Эта штука могла лишить их общей головной боли, освободить Сагрона – и тогда всё было бы кончено.

Котэсса не понимала, почему она так сопротивлялась этой возможности. Впрочем, было понятно, что никто не позволит Сагрону использовать эту вещь. Он – слишком незначительная фигура на всеобщем плане, чтобы легко, безропотно воспользоваться столь могущественным артефактом.

И, что самое странное, это было единственным, что могло успокоить Тэссу. Она не хотела отпускать его – сама не знала почему, но не хотела. И это собственническое, эгоистичное желание с каждым днём становилось всё сильнее.

Принимать простую истину – то, что она влюбилась, – Котэсса не хотела. Она убеждала себя в том, что чувство собственности было обычным, базировалось исключительно на привычке и могло быть вытеснено более сильными отношениями с кем-нибудь другим.

И в тот же момент, девушка отлично знала, что вряд ли сумела бы кого-нибудь другого полюбить. Все мужчины, окружавшие её, казались на фоне Сагрона более… Блеклыми, скучными, неинтересными. Глупыми.

Да даже менее привлекательными.

Но она отрицала логику, отрицала собственное шестое чувство, а сейчас пыталась сконцентрироваться на ожидании.

– Слушай, а ты не хочешь поприсутствовать на эксперименте? – склонился к ней Шанук. – И, может быть, если у тебя нет ничего с Сагроном… – шёпот его стал более вкрадчивым, – мы…

– Какие мы? Я не испытываю никакой симпатии к столь глупым людям, как ты! – возмущённо прошипела она. – Отодвинься от меня, будь добр.

– Я, между прочим, похож на Сагрона! – гордо расправил плечи Шанук. – У нас даже цвет волос одинаковый!

Котэсса едва сдержала возмущённый возглас. Одинаковый, как же! Шанук, хоть и блондин, обладал волосами тёплого оттенка, у Сагрона же были выбеленные – он со смехом рассказывал о том, что когда-то какое-то случайное заклинание выпило кусочек его жизненной силы. Насовсем выпило, оставив по себе этот цвет, даже не седой. Что б он потом ни делал, прежние – русые, – волосы так и не вернулись, оставалось только привести в порядок полученное.

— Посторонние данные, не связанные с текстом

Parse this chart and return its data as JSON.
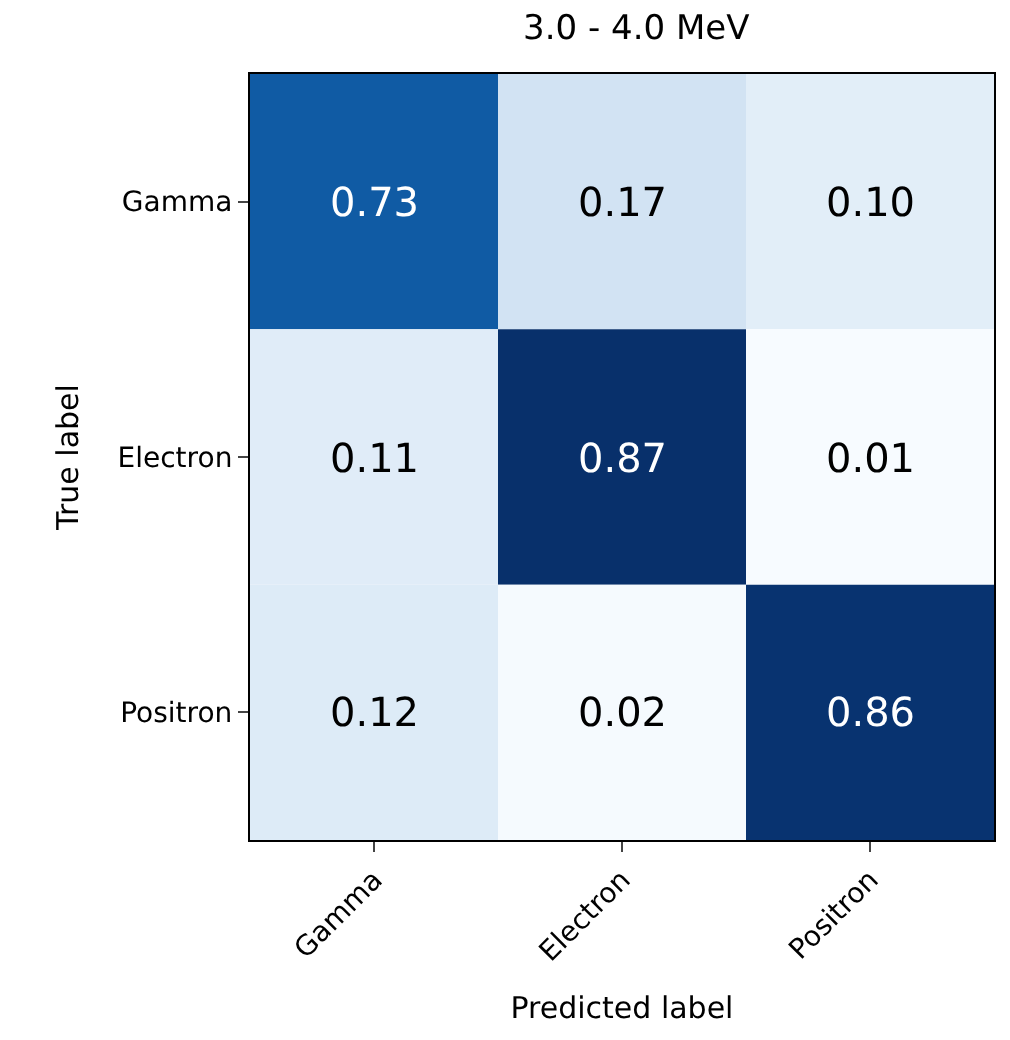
{
  "chart_data": {
    "type": "heatmap",
    "title": "3.0 - 4.0 MeV",
    "xlabel": "Predicted label",
    "ylabel": "True label",
    "categories": [
      "Gamma",
      "Electron",
      "Positron"
    ],
    "y_categories": [
      "Gamma",
      "Electron",
      "Positron"
    ],
    "cells": [
      [
        0.73,
        0.17,
        0.1
      ],
      [
        0.11,
        0.87,
        0.01
      ],
      [
        0.12,
        0.02,
        0.86
      ]
    ],
    "cell_labels": [
      [
        "0.73",
        "0.17",
        "0.10"
      ],
      [
        "0.11",
        "0.87",
        "0.01"
      ],
      [
        "0.12",
        "0.02",
        "0.86"
      ]
    ]
  }
}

Родители его даже не узнали, когда впервые увидели – а потом с ужасом младшая сестрёнка тянула за прядки и пыталась понять, что с ним такого случилось.

Сейчас, спустя лет десять после инцидента, Сагрон вспоминал о нём со смехом, и Котэсса тоже позволяла себе весёлую улыбку в ответ.

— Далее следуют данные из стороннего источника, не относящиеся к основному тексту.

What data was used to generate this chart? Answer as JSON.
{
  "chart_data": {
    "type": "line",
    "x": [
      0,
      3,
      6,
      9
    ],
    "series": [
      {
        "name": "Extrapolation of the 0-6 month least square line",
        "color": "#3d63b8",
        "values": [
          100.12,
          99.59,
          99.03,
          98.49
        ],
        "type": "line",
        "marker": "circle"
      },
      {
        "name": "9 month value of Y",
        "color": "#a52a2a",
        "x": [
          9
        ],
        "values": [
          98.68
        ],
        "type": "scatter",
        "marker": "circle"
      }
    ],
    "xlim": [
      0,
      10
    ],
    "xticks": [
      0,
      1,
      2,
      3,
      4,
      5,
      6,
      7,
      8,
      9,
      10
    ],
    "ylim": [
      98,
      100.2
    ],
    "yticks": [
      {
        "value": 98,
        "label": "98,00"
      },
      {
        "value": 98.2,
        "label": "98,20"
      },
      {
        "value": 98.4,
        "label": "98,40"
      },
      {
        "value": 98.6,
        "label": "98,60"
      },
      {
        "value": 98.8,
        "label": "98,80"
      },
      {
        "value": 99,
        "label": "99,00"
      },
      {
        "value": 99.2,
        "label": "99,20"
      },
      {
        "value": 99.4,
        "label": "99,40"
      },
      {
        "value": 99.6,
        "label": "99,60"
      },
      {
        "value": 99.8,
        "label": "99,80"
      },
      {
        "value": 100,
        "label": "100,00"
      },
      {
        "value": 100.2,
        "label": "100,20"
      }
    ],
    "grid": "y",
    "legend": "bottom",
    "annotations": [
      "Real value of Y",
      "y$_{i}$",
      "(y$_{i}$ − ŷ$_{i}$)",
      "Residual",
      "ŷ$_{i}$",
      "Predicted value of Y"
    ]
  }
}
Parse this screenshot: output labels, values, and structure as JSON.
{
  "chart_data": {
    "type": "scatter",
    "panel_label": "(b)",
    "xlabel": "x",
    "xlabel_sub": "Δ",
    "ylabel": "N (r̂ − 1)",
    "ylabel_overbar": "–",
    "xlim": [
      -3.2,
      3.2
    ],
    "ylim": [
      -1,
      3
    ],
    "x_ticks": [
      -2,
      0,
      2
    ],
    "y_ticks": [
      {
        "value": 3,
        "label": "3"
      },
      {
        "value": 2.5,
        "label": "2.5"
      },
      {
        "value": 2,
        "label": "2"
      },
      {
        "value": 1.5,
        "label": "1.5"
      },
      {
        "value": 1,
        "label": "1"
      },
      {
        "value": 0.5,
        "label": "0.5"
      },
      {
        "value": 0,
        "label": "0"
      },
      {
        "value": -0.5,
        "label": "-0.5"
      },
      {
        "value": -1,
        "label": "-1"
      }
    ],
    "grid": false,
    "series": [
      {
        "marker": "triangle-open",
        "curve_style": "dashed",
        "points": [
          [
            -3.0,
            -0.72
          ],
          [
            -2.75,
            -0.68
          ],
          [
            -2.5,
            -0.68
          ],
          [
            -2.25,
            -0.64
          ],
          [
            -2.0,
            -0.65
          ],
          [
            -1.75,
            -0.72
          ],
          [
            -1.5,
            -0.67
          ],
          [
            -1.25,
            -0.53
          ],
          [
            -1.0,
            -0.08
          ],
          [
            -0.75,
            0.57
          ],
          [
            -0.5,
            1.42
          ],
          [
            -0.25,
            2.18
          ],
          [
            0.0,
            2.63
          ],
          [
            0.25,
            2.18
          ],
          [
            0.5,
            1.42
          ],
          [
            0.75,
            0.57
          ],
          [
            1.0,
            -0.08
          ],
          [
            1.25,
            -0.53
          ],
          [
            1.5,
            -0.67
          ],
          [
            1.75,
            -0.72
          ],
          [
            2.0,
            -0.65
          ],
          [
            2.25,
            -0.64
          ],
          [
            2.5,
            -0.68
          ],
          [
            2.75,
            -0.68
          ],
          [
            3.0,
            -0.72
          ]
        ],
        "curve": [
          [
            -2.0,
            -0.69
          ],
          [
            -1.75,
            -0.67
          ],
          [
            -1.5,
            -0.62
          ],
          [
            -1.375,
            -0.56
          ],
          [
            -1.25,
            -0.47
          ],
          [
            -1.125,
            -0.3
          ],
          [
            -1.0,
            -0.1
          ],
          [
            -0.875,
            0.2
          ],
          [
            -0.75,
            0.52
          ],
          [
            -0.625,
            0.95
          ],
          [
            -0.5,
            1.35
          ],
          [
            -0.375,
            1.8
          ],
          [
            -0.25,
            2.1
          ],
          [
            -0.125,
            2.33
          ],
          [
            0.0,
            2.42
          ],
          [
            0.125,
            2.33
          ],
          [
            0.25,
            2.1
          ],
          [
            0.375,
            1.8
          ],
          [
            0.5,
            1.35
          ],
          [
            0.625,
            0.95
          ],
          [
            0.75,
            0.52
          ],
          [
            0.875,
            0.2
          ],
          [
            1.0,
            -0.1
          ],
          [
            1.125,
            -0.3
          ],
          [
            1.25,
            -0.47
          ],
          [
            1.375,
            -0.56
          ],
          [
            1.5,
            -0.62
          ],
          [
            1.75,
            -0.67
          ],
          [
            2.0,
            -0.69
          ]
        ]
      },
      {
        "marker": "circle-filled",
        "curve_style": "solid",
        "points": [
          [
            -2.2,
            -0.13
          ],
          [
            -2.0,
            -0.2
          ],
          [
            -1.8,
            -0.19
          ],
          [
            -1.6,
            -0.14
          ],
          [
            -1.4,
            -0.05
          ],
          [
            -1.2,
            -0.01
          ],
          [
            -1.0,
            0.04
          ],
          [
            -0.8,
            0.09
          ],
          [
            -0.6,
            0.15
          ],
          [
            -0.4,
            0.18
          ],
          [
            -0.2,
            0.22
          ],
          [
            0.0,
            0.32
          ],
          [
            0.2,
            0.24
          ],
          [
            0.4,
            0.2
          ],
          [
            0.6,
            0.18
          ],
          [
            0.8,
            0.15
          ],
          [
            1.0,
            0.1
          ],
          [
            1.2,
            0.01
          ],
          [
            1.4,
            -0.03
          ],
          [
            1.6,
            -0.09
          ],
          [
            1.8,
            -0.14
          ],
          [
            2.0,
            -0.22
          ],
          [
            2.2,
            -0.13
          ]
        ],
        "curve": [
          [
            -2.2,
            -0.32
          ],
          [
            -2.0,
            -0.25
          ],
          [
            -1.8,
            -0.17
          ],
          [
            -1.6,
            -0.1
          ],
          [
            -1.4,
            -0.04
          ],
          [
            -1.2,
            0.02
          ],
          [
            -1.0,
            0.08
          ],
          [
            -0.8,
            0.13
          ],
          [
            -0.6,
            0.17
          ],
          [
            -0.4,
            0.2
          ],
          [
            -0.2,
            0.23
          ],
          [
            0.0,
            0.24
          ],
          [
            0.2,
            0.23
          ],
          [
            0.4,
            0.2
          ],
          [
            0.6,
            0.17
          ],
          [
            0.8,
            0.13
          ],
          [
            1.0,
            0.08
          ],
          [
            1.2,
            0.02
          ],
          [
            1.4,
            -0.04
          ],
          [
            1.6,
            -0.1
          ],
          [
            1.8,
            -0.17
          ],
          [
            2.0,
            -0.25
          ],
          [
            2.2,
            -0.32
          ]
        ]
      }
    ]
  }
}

– Когда уже будет этот артефакт? Дождь достал! – опять заворчал Окор, но Котэсса уже не поддавалась на провокацию и отказывалась поддерживать разговор.

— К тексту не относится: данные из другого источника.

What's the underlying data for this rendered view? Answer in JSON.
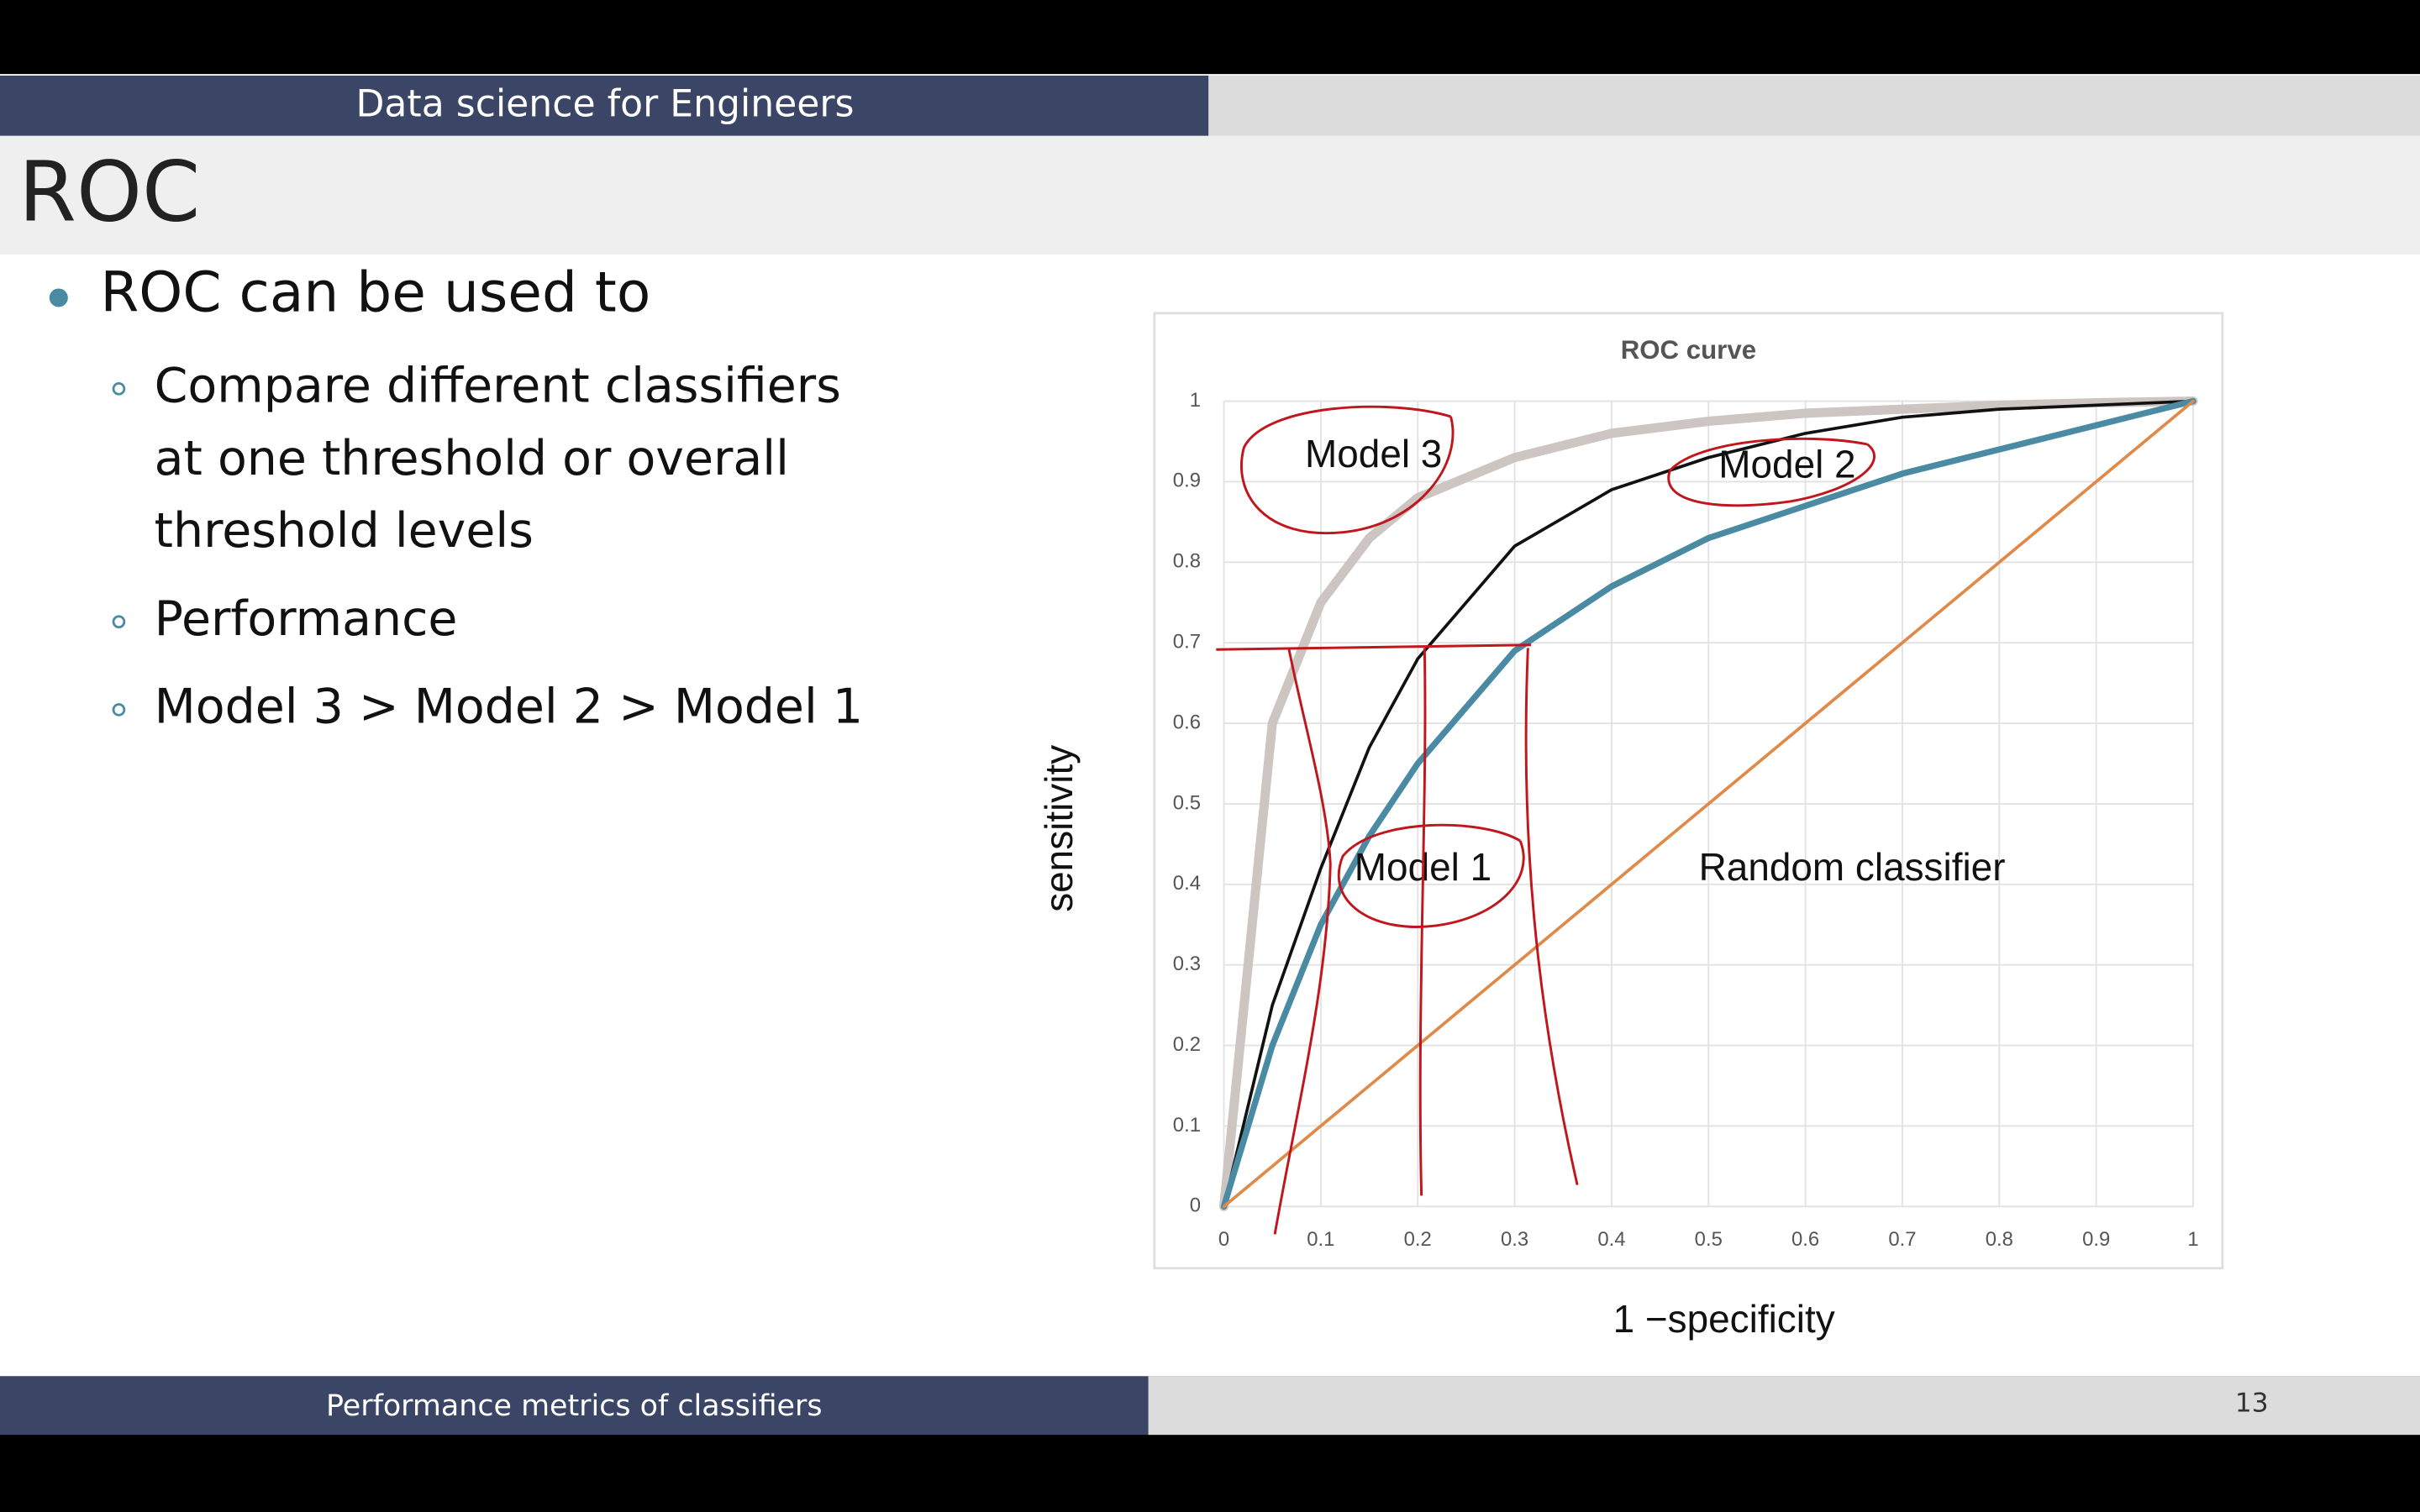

Нечего ей делать – болтать с Шануком, всё так же не блещущим особенным умом. Можно подумать, он действительно заслуживал великой чести работать с сумасшедшим Толином Куоки! Даже если профессор и творил сейчас непонятно что, прежде у него были достойные работы, и он отнюдь не заслуживал, чтобы какой-то глупый студентишка вытирал о его личность ноги.

Дождь пустился сильнее, и Котэсса почувствовала, как над головой разворачивается чужая защита. Окор моментально гордо выпятил грудь, показывая, что это он сделал, но Котэсса, скользнув взглядом по преподавательским рядам, поймала весёлый взгляд Сагрона.

И зачем? Уж от воды она могла защитить себя и сама! Только им запретили использовать магию, в отличие от преподавателей…

Музыка заиграла внезапно. Торжественная, практически похоронная, заставившая тех, кто недавно терял родных или близких, низко опустить головы, поклоняясь перед всесильной смертью… Ассоциации, для Котэссы чуждые, охватили многих; казалось, все до единого слышали лившиеся из неизвестного источника ноты.

Артефакт несли на подносе. Мелодию излучал именно он – грустную, тяжёлую. Котэссе казалось, что эта вещь должна быть огромной, но на самом деле артефакт оказался лишь маленькой музыкальной шкатулкой, заведённой несколько минут назад. Игра оборвалась на самой верхней ноте, и тишина, пришедшая ей взамен, не предвещала беды.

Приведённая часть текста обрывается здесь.